V Colletti, F G Fiorino
Otolaryngology—Head and Neck Surgery 1999, 120 (3): 437-44
Absence of the long process of the incus with or without absence of the stapes head accounts for more than 80% of ossicular discontinuities. Total or partial replacement prostheses, made of various materials, are interposed to restore the transfer function of the middle ear. To simplify ossicular reconstruction, reduce operative times and costs, improve functional outcomes, and avoid the risk of infections, we have adopted, during the past 10 years, a technique that makes use of a personally designed alloplastic prosthetic device. The prosthesis connects the malleus to the footplate, even in the presence of the stapes superstructure.
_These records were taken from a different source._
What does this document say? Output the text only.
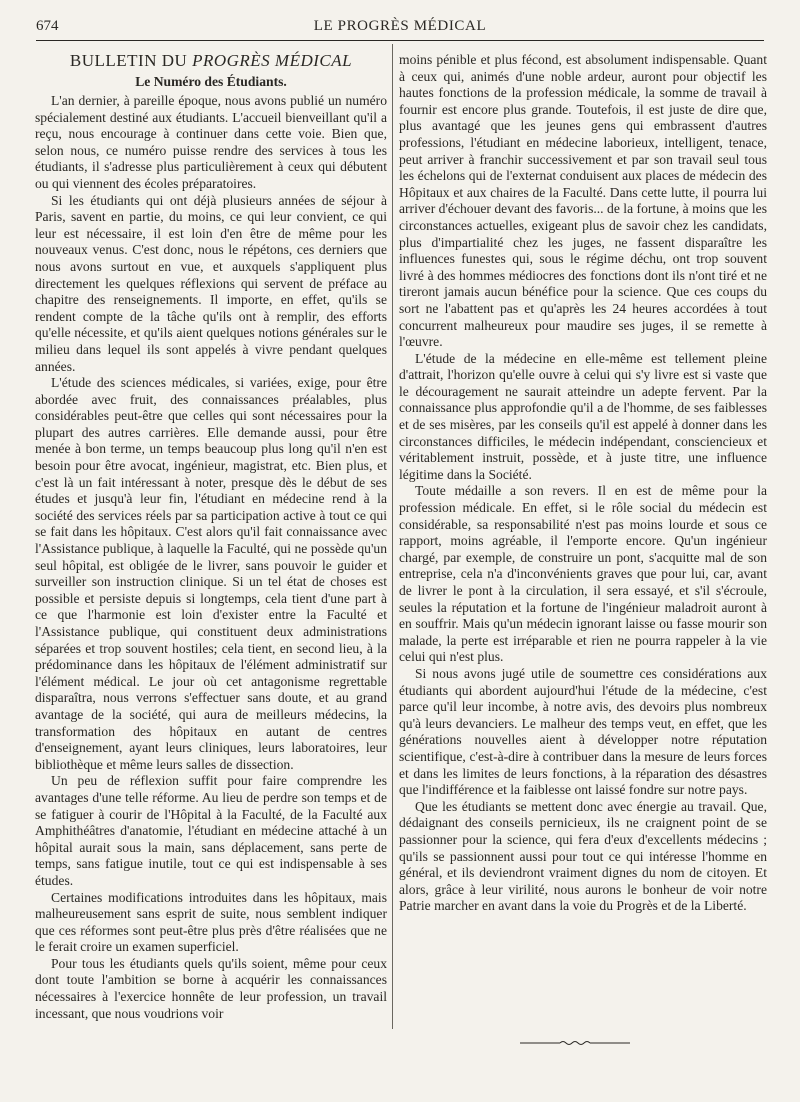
674	LE PROGRÈS MÉDICAL
BULLETIN DU PROGRÈS MÉDICAL
Le Numéro des Étudiants.

L'an dernier, à pareille époque, nous avons publié un numéro spécialement destiné aux étudiants. L'accueil bienveillant qu'il a reçu, nous encourage à continuer dans cette voie. Bien que, selon nous, ce numéro puisse rendre des services à tous les étudiants, il s'adresse plus particulièrement à ceux qui débutent ou qui viennent des écoles préparatoires.

Si les étudiants qui ont déjà plusieurs années de séjour à Paris, savent en partie, du moins, ce qui leur convient, ce qui leur est nécessaire, il est loin d'en être de même pour les nouveaux venus. C'est donc, nous le répétons, ces derniers que nous avons surtout en vue, et auxquels s'appliquent plus directement les quelques réflexions qui servent de préface au chapitre des renseignements. Il importe, en effet, qu'ils se rendent compte de la tâche qu'ils ont à remplir, des efforts qu'elle nécessite, et qu'ils aient quelques notions générales sur le milieu dans lequel ils sont appelés à vivre pendant quelques années.

L'étude des sciences médicales, si variées, exige, pour être abordée avec fruit, des connaissances préalables, plus considérables peut-être que celles qui sont nécessaires pour la plupart des autres carrières. Elle demande aussi, pour être menée à bon terme, un temps beaucoup plus long qu'il n'en est besoin pour être avocat, ingénieur, magistrat, etc. Bien plus, et c'est là un fait intéressant à noter, presque dès le début de ses études et jusqu'à leur fin, l'étudiant en médecine rend à la société des services réels par sa participation active à tout ce qui se fait dans les hôpitaux. C'est alors qu'il fait connaissance avec l'Assistance publique, à laquelle la Faculté, qui ne possède qu'un seul hôpital, est obligée de le livrer, sans pouvoir le guider et surveiller son instruction clinique. Si un tel état de choses est possible et persiste depuis si longtemps, cela tient d'une part à ce que l'harmonie est loin d'exister entre la Faculté et l'Assistance publique, qui constituent deux administrations séparées et trop souvent hostiles; cela tient, en second lieu, à la prédominance dans les hôpitaux de l'élément administratif sur l'élément médical. Le jour où cet antagonisme regrettable disparaîtra, nous verrons s'effectuer sans doute, et au grand avantage de la société, qui aura de meilleurs médecins, la transformation des hôpitaux en autant de centres d'enseignement, ayant leurs cliniques, leurs laboratoires, leur bibliothèque et même leurs salles de dissection.

Un peu de réflexion suffit pour faire comprendre les avantages d'une telle réforme. Au lieu de perdre son temps et de se fatiguer à courir de l'Hôpital à la Faculté, de la Faculté aux Amphithéâtres d'anatomie, l'étudiant en médecine attaché à un hôpital aurait sous la main, sans déplacement, sans perte de temps, sans fatigue inutile, tout ce qui est indispensable à ses études.

Certaines modifications introduites dans les hôpitaux, mais malheureusement sans esprit de suite, nous semblent indiquer que ces réformes sont peut-être plus près d'être réalisées que ne le ferait croire un examen superficiel.

Pour tous les étudiants quels qu'ils soient, même pour ceux dont toute l'ambition se borne à acquérir les connaissances nécessaires à l'exercice honnête de leur profession, un travail incessant, que nous voudrions voir

moins pénible et plus fécond, est absolument indispensable. Quant à ceux qui, animés d'une noble ardeur, auront pour objectif les hautes fonctions de la profession médicale, la somme de travail à fournir est encore plus grande. Toutefois, il est juste de dire que, plus avantagé que les jeunes gens qui embrassent d'autres professions, l'étudiant en médecine laborieux, intelligent, tenace, peut arriver à franchir successivement et par son travail seul tous les échelons qui de l'externat conduisent aux places de médecin des Hôpitaux et aux chaires de la Faculté. Dans cette lutte, il pourra lui arriver d'échouer devant des favoris... de la fortune, à moins que les circonstances actuelles, exigeant plus de savoir chez les candidats, plus d'impartialité chez les juges, ne fassent disparaître les influences funestes qui, sous le régime déchu, ont trop souvent livré à des hommes médiocres des fonctions dont ils n'ont tiré et ne tireront jamais aucun bénéfice pour la science. Que ces coups du sort ne l'abattent pas et qu'après les 24 heures accordées à tout concurrent malheureux pour maudire ses juges, il se remette à l'œuvre.

L'étude de la médecine en elle-même est tellement pleine d'attrait, l'horizon qu'elle ouvre à celui qui s'y livre est si vaste que le découragement ne saurait atteindre un adepte fervent. Par la connaissance plus approfondie qu'il a de l'homme, de ses faiblesses et de ses misères, par les conseils qu'il est appelé à donner dans les circonstances difficiles, le médecin indépendant, consciencieux et véritablement instruit, possède, et à juste titre, une influence légitime dans la Société.

Toute médaille a son revers. Il en est de même pour la profession médicale. En effet, si le rôle social du médecin est considérable, sa responsabilité n'est pas moins lourde et sous ce rapport, moins agréable, il l'emporte encore. Qu'un ingénieur chargé, par exemple, de construire un pont, s'acquitte mal de son entreprise, cela n'a d'inconvénients graves que pour lui, car, avant de livrer le pont à la circulation, il sera essayé, et s'il s'écroule, seules la réputation et la fortune de l'ingénieur maladroit auront à en souffrir. Mais qu'un médecin ignorant laisse ou fasse mourir son malade, la perte est irréparable et rien ne pourra rappeler à la vie celui qui n'est plus.

Si nous avons jugé utile de soumettre ces considérations aux étudiants qui abordent aujourd'hui l'étude de la médecine, c'est parce qu'il leur incombe, à notre avis, des devoirs plus nombreux qu'à leurs devanciers. Le malheur des temps veut, en effet, que les générations nouvelles aient à développer notre réputation scientifique, c'est-à-dire à contribuer dans la mesure de leurs forces et dans les limites de leurs fonctions, à la réparation des désastres que l'indifférence et la faiblesse ont laissé fondre sur notre pays.

Que les étudiants se mettent donc avec énergie au travail. Que, dédaignant des conseils pernicieux, ils ne craignent point de se passionner pour la science, qui fera d'eux d'excellents médecins ; qu'ils se passionnent aussi pour tout ce qui intéresse l'homme en général, et ils deviendront vraiment dignes du nom de citoyen. Et alors, grâce à leur virilité, nous aurons le bonheur de voir notre Patrie marcher en avant dans la voie du Progrès et de la Liberté.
This malleus-to-footplate prosthesis consists in a plastipore-coated steel piston and hydroxyapatite head, complete with a groove. The groove is placed beneath the malleus neck after dissection of the tensor tympani tendon and the shaft of the piston on the footplate. Two hundred ninety primary ossiculoplasties with the malleus-to-footplate prostheses were performed in 265 patients from 1986 to 1995 in the ENT Department of the University of Verona. The average postoperative air-bone gap at 0.5 to 3 kHz was 11 dB at 1 year and 14 dB at 5 years. These outcomes are significantly better than those personally obtained previously with ossicular or alloplastic prostheses. No extrusions occurred. The structural characteristics of the malleus-to-foot-plate prosthesis endow the prosthesis with a high degree of biocompatibility and stability and optimal sound-transfer function. The rationale for this particular ossiculoplasty procedure is discussed.